PHOTO: PantherMedia / Scanpix

Strolling down a department store in Estonia, many are the tempting fragrances the nostrils notice – an abundance of sensations for the prodigal buyer and the stingy abstainer alike.

We aren’t so poor as to sit idly by while people are in trouble not too far at all. Surely, as a nation and a state, we have ways to help those badly battered by Kremlin/KGB guys deciding to sow turmoil, trouble, destruction and death in Eastern-Ukraine.

Thanks to good work by Public Broadcasting, we are aware of people directly linked to Estonia having a hard time in Ukraine (TV news «Aktuaalne kaamera», September 21st). To help these, Estonian civil society and state need now to cooperate. In at least one specific case, a family has not money enough to travel to Estonia. Obviously, Estonian state is under no obligation to financially support citizens of foreign countries – hardly would we like this to become the norm and the rule. Even so, the people of Estonia, our enterprises, and everyone could go by their conscience and give so that Liisa, the lady that moved to Eastern Ukraine a couple of decades ago, might get her family the tickets to Tallinn, and apply for assistance and asylum in her native Estonia.

Already, lots of folks over here have initiated help for Ukraine, investing their personal means and involving others. Estonian state has also demonstrated dignity, offering and providing solid help to Ukraine and its people. So we clearly have the will. What is lacking is overview, and coordination. Estonian foreign ministry might and probably should assume the role of an overall helps coordinator, appointing for this (a) definite person(s)... at least when it comes to humanitarian aid and financial support towards people linked to Estonia one way or another.
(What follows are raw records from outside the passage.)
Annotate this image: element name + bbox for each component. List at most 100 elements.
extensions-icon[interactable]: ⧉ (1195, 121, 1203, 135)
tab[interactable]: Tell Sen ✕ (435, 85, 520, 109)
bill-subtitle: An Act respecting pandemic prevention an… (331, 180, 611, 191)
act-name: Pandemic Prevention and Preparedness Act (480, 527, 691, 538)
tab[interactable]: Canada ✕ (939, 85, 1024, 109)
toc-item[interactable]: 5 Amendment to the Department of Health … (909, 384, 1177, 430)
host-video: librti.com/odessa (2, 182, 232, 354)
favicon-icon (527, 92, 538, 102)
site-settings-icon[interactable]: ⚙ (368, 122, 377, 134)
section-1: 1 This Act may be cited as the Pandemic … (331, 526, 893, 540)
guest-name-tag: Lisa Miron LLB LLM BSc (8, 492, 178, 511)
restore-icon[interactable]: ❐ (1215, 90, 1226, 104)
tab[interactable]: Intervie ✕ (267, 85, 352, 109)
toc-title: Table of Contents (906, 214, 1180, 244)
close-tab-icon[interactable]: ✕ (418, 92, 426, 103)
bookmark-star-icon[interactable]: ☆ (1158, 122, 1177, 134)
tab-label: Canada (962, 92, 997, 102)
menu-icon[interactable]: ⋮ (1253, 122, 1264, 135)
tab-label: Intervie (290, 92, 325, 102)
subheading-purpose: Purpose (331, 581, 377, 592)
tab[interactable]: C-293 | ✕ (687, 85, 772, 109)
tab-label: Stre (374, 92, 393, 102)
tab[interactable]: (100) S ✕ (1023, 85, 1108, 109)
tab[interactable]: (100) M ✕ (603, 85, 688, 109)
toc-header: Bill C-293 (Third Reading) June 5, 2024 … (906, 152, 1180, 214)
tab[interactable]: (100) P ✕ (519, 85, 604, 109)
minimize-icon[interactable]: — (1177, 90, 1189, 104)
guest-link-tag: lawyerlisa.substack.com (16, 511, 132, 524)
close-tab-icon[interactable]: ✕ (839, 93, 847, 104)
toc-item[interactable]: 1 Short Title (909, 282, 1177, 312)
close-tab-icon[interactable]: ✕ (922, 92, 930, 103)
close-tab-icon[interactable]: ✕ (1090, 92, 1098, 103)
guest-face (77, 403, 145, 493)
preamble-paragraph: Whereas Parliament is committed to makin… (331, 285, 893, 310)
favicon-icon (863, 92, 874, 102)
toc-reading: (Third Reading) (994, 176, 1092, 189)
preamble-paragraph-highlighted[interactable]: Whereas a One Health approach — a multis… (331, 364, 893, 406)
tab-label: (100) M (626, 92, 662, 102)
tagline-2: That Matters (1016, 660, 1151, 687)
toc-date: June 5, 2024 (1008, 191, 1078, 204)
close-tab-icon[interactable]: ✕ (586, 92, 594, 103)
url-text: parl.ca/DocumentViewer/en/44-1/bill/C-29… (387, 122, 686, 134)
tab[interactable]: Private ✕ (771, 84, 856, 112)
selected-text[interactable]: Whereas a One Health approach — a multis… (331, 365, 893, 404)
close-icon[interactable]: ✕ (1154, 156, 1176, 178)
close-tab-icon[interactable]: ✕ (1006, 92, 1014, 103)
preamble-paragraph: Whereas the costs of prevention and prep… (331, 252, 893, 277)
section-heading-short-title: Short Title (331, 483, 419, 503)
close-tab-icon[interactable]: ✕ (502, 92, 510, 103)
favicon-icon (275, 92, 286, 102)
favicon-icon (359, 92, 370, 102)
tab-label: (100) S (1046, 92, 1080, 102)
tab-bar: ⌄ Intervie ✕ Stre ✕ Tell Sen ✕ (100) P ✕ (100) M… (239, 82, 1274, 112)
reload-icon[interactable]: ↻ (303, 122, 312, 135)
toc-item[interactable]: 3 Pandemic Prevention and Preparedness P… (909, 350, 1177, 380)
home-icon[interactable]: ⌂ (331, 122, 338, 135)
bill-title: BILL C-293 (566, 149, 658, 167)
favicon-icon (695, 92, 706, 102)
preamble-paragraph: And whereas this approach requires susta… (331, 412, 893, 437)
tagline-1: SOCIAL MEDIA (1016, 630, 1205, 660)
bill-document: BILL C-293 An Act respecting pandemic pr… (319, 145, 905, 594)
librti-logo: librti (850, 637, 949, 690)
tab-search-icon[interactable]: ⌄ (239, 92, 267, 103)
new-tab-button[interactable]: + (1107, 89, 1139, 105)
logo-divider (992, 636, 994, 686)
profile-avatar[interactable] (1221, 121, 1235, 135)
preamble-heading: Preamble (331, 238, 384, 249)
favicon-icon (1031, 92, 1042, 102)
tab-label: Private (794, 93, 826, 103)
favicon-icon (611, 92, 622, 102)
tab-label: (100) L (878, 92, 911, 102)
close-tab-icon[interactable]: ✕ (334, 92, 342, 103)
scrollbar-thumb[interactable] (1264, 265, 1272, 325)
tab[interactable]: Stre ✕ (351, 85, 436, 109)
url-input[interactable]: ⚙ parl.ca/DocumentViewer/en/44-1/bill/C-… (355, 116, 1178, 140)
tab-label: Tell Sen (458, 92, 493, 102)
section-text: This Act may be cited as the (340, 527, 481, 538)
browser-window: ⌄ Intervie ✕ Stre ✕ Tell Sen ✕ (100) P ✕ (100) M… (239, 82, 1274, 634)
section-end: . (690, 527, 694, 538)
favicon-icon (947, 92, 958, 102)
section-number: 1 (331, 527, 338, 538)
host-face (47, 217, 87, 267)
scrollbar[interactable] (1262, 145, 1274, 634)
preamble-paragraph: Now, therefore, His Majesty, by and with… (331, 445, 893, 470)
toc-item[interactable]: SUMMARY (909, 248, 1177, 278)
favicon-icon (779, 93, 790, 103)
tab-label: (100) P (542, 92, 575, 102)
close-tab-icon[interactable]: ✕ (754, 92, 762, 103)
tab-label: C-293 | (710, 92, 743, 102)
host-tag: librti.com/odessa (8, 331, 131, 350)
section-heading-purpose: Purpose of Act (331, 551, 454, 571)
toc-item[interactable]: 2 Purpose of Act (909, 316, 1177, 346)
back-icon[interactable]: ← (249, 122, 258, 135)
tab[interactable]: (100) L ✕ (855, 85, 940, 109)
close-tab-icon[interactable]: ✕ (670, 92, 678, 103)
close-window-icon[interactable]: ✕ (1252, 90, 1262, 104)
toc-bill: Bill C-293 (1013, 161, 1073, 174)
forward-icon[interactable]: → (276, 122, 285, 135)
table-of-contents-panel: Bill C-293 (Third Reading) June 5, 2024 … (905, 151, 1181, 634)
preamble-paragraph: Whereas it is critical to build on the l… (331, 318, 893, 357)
The foreign minister could act as a patron to organisations, thus speeding up the collection of funds for the needy in Ukraine. This, basically, is the kind of civil society/political elite cooperation we now need to overcome the bureaucratic hurdles which may be justified in ordinary circumstances, but not in the current crisis and single cases.

How nice it would be if, next to the common Estonian, our sweet-smelling department stores would do some donating, and some big businessmen to loosen their purse strings – such who made mega money doing business with KGB-Russia. Business is no sin, but kindness and compassion must come first.

Thus: the President can select the aid organisations which, to his discernment, are doing the right thing to help Ukraine and our people that are there, and publicly provide patronage. The foreign minister can do the same, but add the dimension of prompt and concrete administrative orders, taking the issues above his authority to the government.

Now is the reality check for state and civil society cooperation, and for what Estonia amounts to once the power and the people join forces.